Momentum is the impulse something carries as it moves through space and is a product of mass and velocity. Angular momentum is momentum with rotational movement. You can find it by multiplying the angular velocity by the moment of inertia. Angular velocity is how fast something spins. Inertia is the resistance something has to a change in its state of motion, whether it’s in motion or at rest. This matters in diving because it impacts the rotations a diver is able to make. Angular momentum must be conserved, so if you want to increase your angular velocity, you need to make changes to the moment of inertia.

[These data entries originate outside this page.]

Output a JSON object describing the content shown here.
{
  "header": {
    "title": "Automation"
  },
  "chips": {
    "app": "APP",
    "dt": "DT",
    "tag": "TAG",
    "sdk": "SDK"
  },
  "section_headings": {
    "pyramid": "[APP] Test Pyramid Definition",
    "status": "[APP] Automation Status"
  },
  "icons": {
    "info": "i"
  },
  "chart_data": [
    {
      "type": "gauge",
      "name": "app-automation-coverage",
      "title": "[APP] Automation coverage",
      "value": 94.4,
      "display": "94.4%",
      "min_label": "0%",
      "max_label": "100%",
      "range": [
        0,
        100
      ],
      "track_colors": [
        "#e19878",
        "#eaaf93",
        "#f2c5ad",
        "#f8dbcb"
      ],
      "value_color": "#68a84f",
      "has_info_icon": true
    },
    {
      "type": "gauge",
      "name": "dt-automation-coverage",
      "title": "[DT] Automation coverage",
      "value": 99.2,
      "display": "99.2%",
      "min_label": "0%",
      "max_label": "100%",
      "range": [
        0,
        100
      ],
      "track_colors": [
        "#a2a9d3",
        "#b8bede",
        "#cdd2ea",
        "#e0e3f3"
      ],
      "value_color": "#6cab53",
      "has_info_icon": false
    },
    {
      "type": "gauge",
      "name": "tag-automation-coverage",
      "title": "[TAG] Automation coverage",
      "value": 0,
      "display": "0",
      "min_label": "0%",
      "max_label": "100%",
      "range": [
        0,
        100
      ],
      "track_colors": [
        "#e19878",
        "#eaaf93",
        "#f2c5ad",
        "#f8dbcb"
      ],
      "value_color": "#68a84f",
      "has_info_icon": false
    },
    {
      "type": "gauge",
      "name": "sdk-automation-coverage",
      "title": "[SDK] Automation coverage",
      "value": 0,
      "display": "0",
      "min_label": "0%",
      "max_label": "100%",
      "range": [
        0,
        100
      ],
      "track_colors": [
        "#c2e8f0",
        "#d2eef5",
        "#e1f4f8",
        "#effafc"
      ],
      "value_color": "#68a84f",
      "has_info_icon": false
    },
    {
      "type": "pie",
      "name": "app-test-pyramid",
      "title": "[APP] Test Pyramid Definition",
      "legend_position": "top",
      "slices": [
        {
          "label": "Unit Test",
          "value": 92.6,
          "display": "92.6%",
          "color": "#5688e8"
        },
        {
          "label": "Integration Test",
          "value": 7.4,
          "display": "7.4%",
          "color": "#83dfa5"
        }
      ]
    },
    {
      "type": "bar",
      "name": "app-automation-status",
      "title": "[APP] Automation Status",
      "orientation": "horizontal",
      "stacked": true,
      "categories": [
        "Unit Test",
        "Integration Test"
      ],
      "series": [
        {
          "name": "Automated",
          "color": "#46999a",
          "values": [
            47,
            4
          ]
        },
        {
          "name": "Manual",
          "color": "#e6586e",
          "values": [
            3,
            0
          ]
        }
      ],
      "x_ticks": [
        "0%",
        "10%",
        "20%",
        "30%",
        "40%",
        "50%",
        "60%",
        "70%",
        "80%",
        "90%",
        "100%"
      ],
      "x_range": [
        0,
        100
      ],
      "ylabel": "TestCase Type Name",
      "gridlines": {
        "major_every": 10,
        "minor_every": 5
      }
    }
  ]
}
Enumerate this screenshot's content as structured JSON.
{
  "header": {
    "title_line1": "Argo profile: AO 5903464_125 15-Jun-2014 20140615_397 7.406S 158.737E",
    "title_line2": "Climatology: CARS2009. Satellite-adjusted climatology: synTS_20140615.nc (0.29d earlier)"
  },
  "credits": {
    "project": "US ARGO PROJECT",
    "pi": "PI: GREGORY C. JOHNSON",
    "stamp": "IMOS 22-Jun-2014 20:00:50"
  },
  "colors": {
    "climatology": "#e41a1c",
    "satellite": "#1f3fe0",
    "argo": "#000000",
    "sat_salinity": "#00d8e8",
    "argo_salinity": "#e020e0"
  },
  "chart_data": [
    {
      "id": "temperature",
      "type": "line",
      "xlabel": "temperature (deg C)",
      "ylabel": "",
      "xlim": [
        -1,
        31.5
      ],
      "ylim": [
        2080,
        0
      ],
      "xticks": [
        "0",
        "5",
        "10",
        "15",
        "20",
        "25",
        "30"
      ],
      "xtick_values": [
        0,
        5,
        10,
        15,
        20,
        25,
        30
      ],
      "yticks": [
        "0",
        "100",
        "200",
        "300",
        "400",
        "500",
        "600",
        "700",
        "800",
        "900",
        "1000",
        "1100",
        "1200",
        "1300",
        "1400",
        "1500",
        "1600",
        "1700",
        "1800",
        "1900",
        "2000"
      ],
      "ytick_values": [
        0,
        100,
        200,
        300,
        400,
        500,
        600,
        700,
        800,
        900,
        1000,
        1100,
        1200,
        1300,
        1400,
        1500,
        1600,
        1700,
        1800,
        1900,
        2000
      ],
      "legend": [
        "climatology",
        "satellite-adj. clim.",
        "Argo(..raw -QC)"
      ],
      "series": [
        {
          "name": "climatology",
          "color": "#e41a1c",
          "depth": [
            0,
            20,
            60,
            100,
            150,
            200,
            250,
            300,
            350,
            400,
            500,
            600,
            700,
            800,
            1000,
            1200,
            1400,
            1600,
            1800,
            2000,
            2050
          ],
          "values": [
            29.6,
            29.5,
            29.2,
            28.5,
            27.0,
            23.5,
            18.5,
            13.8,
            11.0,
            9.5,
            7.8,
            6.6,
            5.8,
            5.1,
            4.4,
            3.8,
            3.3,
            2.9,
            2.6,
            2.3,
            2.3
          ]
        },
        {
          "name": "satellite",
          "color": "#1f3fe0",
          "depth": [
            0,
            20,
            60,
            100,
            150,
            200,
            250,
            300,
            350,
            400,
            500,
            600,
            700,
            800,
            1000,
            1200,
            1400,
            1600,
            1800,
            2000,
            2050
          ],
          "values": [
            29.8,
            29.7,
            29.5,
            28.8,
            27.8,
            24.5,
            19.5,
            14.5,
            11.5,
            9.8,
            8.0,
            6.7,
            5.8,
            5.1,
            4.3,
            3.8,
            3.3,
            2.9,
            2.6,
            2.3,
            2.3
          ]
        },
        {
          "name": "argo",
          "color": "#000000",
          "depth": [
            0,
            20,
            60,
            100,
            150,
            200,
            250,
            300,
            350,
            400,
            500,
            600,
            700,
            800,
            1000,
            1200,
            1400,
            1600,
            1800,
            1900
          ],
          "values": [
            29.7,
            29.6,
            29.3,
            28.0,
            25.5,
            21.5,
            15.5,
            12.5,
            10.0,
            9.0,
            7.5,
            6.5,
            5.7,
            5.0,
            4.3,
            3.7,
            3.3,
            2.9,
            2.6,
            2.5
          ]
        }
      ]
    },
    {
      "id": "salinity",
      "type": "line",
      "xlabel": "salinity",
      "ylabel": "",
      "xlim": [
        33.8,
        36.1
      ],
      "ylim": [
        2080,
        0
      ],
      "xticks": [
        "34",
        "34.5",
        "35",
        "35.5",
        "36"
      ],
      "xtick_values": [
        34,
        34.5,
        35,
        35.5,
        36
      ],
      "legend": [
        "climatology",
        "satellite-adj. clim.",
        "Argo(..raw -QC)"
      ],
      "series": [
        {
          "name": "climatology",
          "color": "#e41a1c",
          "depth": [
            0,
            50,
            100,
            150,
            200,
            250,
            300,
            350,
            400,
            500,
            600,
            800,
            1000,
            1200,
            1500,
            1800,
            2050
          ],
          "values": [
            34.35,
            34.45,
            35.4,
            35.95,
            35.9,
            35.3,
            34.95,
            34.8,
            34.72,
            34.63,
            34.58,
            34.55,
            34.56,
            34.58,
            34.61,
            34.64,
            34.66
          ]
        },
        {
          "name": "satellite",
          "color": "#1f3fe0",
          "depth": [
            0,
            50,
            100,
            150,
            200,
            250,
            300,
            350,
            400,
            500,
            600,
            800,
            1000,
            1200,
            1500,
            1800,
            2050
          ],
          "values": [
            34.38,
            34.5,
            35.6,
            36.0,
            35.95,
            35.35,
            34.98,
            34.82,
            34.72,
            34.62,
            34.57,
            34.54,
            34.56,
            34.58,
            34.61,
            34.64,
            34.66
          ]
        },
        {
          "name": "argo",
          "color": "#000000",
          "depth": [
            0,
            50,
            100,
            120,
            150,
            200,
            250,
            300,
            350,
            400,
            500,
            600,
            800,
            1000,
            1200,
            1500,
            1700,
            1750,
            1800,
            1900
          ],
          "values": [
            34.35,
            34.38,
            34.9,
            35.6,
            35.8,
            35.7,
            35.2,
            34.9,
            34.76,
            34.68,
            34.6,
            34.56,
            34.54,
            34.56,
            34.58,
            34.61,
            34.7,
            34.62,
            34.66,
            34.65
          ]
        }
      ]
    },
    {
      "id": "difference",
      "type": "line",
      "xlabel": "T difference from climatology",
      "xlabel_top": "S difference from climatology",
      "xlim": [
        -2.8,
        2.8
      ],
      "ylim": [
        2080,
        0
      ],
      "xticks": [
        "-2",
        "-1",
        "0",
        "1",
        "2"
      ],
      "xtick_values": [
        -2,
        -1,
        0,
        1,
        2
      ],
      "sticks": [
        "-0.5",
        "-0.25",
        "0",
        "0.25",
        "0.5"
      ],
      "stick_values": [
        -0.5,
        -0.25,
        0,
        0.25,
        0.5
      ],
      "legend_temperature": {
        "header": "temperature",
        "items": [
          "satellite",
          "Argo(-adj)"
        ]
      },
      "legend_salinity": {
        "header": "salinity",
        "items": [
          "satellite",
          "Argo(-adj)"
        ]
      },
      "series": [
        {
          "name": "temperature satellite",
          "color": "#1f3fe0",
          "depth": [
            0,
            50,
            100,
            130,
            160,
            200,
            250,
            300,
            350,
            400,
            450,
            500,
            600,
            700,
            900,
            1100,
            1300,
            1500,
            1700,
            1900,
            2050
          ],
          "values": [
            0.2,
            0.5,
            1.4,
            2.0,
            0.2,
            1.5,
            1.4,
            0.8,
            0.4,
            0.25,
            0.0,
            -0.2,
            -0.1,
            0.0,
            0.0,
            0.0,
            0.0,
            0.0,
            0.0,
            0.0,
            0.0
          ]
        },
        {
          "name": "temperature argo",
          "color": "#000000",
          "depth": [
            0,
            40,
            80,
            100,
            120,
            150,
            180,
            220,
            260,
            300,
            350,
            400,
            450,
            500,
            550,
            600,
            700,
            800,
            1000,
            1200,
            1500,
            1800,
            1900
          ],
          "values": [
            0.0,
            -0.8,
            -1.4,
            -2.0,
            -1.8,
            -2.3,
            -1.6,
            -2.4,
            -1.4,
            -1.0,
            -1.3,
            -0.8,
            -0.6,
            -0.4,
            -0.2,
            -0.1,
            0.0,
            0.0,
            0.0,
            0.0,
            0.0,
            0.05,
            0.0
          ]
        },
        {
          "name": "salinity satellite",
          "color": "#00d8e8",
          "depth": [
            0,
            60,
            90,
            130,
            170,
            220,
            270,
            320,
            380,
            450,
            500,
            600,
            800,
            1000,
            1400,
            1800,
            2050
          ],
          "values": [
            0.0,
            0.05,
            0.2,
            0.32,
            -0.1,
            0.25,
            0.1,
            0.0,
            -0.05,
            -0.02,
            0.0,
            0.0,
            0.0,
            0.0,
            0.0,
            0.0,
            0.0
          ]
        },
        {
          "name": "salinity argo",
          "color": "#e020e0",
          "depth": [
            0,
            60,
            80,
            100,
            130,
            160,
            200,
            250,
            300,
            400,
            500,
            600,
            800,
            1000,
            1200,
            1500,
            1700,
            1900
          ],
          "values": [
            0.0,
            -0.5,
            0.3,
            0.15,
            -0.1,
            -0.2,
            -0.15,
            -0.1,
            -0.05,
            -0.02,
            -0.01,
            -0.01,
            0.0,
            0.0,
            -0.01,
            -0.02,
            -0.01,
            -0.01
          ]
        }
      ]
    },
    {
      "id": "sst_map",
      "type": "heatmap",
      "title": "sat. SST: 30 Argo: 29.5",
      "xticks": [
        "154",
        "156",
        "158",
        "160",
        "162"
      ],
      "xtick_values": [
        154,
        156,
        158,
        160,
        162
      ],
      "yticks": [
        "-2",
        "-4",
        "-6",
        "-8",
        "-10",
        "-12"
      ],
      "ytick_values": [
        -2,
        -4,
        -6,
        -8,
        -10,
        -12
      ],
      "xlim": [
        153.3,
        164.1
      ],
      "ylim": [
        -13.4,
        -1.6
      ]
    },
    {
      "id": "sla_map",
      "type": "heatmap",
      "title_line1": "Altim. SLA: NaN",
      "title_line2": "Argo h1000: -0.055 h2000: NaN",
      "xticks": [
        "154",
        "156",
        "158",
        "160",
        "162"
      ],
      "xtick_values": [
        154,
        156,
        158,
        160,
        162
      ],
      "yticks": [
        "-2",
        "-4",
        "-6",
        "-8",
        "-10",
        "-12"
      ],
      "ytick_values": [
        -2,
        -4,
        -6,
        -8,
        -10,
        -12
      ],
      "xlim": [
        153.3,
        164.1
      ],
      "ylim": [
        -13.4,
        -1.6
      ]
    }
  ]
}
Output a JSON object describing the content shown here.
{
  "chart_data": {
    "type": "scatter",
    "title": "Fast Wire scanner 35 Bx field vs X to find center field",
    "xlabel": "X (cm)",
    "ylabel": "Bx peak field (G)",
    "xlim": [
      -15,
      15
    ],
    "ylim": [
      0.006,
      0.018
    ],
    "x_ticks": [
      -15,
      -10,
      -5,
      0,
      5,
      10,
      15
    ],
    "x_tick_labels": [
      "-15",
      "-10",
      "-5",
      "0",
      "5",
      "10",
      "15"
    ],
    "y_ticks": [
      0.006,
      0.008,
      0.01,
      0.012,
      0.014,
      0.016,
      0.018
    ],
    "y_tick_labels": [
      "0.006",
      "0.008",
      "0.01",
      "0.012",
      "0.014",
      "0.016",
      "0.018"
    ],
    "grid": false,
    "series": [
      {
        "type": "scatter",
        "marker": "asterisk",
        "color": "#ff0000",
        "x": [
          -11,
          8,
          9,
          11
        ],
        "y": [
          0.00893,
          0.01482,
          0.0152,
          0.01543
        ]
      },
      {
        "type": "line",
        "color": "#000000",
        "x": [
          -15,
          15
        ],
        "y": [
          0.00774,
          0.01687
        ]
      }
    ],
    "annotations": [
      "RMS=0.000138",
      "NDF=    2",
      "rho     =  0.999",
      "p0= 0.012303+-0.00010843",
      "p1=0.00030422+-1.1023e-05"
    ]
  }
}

As a diver, you aren’t able to change your angular velocity directly. You can, however, change your moment of inertia, which will then impact your angular velocity. Because of the inverse nature of angular velocity and the moment of inertia, when you decrease your moment of inertia, you increase your angular velocity. The reverse is also true. If you were to increase your moment of inertia, you would decrease your angular velocity. In other words, by pulling more of yourself closer to your rotational axis, you are able to decrease your moment of inertia, thereby increasing the velocity with which you spin. In short, a tighter tuck means a faster spin, and straightening out will slow your spin.
Science is all around us. We experience physics, biology, and chemistry on a daily basis. Physics is especially important in all aspects of swimming, from improving your speed to diving. Those who find they are science oriented may find that by understanding the physics principles behind what makes things like diving work, they gain a better understanding of why they are supposed to do things a certain way, thereby paving the road to greater and faster improvements.